Consider these examples from China:

  • In 2008, 95 Americans died after receiving counterfeit heparin that was not inspected by the Chinese, who don’t regulate raw materials bound for shipment abroad.  
  • Two years ago, the largest manufacturer of exam gloves experienced supply delays as they struggled to comply with pollution-controls, sending providers scrambling to find alternate suppliers.
  • In September, a trade battle with China could have dangerously limited raw material exports, leaving the U.S. stranded for healthcare supplies and threatening our federal budget with increased costs.
  • In January, the Chinese Banking Authority announced it would slow spending, indicating a possible recession linked to foreign debts held by the country; such a dip would devastate free flows of supply. 
  • Recently, China imposed sanctions on U.S. weapons and aircraft manufacturers after a sale to Taiwan, which could strain already tense relations and bring the supply of vital products to a halt if not resolved.

The reality is that this could happen at any time, with any imported supply, depending on the geopolitical factors.

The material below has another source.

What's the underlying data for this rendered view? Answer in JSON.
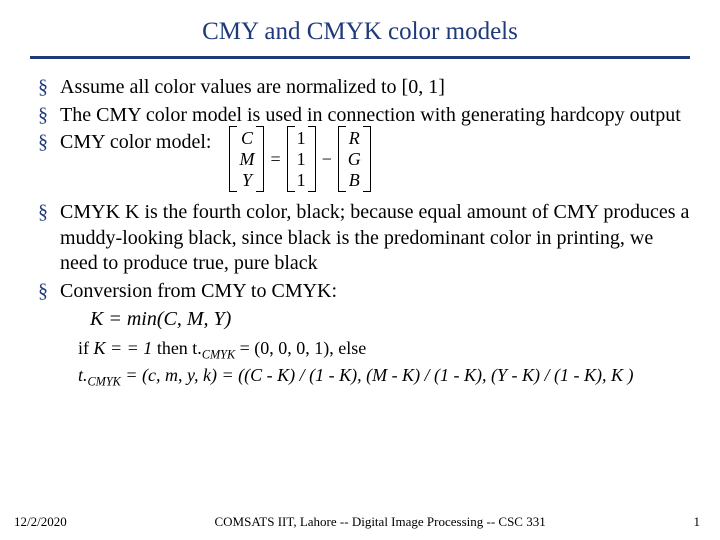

There are ways to build capabilities in the United States using advanced technologies that would decrease our dependence on the cheap foreign labor, create new jobs, and reestablish the United States as a center for sophisticated manufacturing.

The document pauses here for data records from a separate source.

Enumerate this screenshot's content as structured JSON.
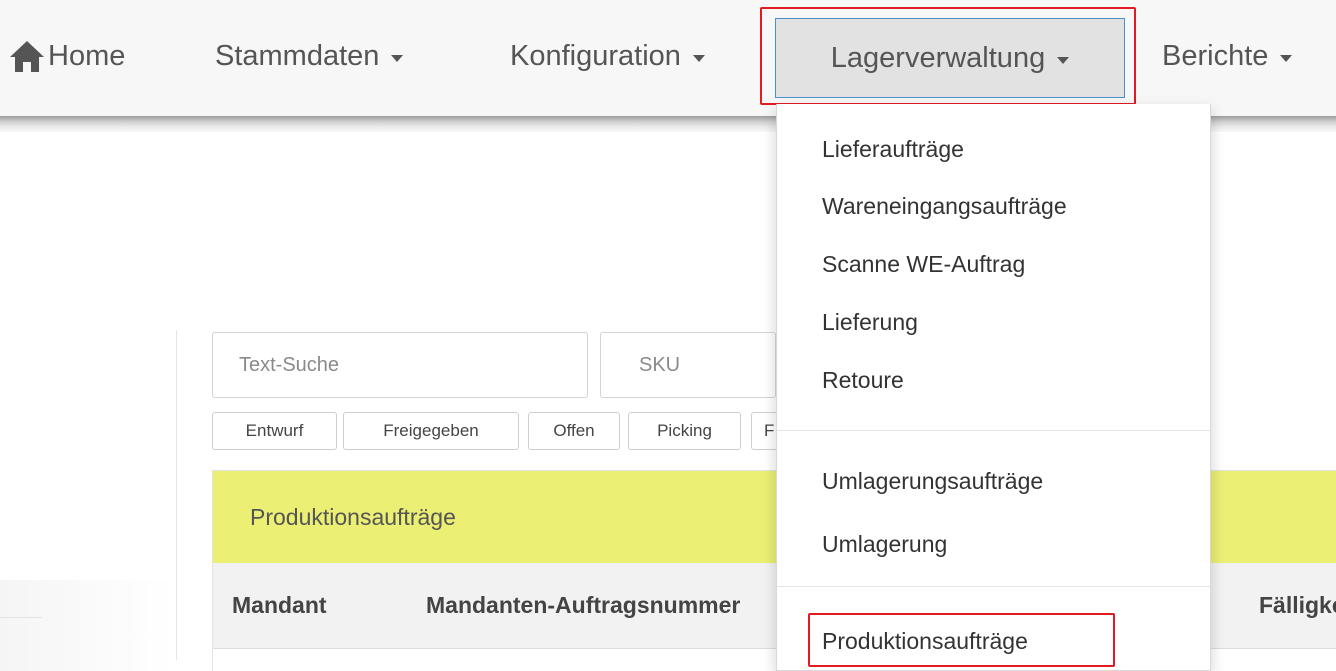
{
  "navbar": {
    "home_label": "Home",
    "stammdaten_label": "Stammdaten",
    "konfiguration_label": "Konfiguration",
    "lagerverwaltung_label": "Lagerverwaltung",
    "berichte_label": "Berichte",
    "home_icon": "home-icon",
    "caret_icon": "caret-down-icon"
  },
  "dropdown": {
    "group1": [
      "Lieferaufträge",
      "Wareneingangsaufträge",
      "Scanne WE-Auftrag",
      "Lieferung",
      "Retoure"
    ],
    "group2": [
      "Umlagerungsaufträge",
      "Umlagerung"
    ],
    "group3": [
      "Produktionsaufträge"
    ]
  },
  "filters": {
    "text_search_placeholder": "Text-Suche",
    "sku_placeholder": "SKU",
    "status_buttons": [
      "Entwurf",
      "Freigegeben",
      "Offen",
      "Picking",
      "F"
    ]
  },
  "panel": {
    "title": "Produktionsaufträge",
    "columns": [
      "Mandant",
      "Mandanten-Auftragsnummer",
      "Fälligkeitsdatum"
    ]
  },
  "colors": {
    "highlight_red": "#e21b23",
    "panel_heading": "#ebef74",
    "active_border": "#4a90c9"
  }
}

Tax credits to encourage domestic expansions would make up for some of the labor wage gap while keeping the overall markets for goods strong. Similarly, tax cuts to match the Organisation for Economic Cooperation and Development rates could stimulate growth and investments in efficiency technologies that improve U.S. competitiveness. Although a near-term drain on the federal budget, investments could be paid for by prioritizing stimulus funds for healthcare manufacturers, and recouped in the future with higher taxable corporate profits and employee wages. 

Our economic prosperity can no longer be tied to things we buy--it has to come from things we make. With the right investments in 21st century equipment, we could make products safer, better and faster than competing economies, creating sustainability and competition for foreign labor. Rather than chase a “green” economy bubble like we did with dot.coms or real estate, let’s invest in a healthcare sector that has predictable and growing demand, as well as urgent safety and security challenges that can be best met by domestic companies.

Mike Alkire is president of Premier Purchasing Partners, a division of the Premier healthcare alliance.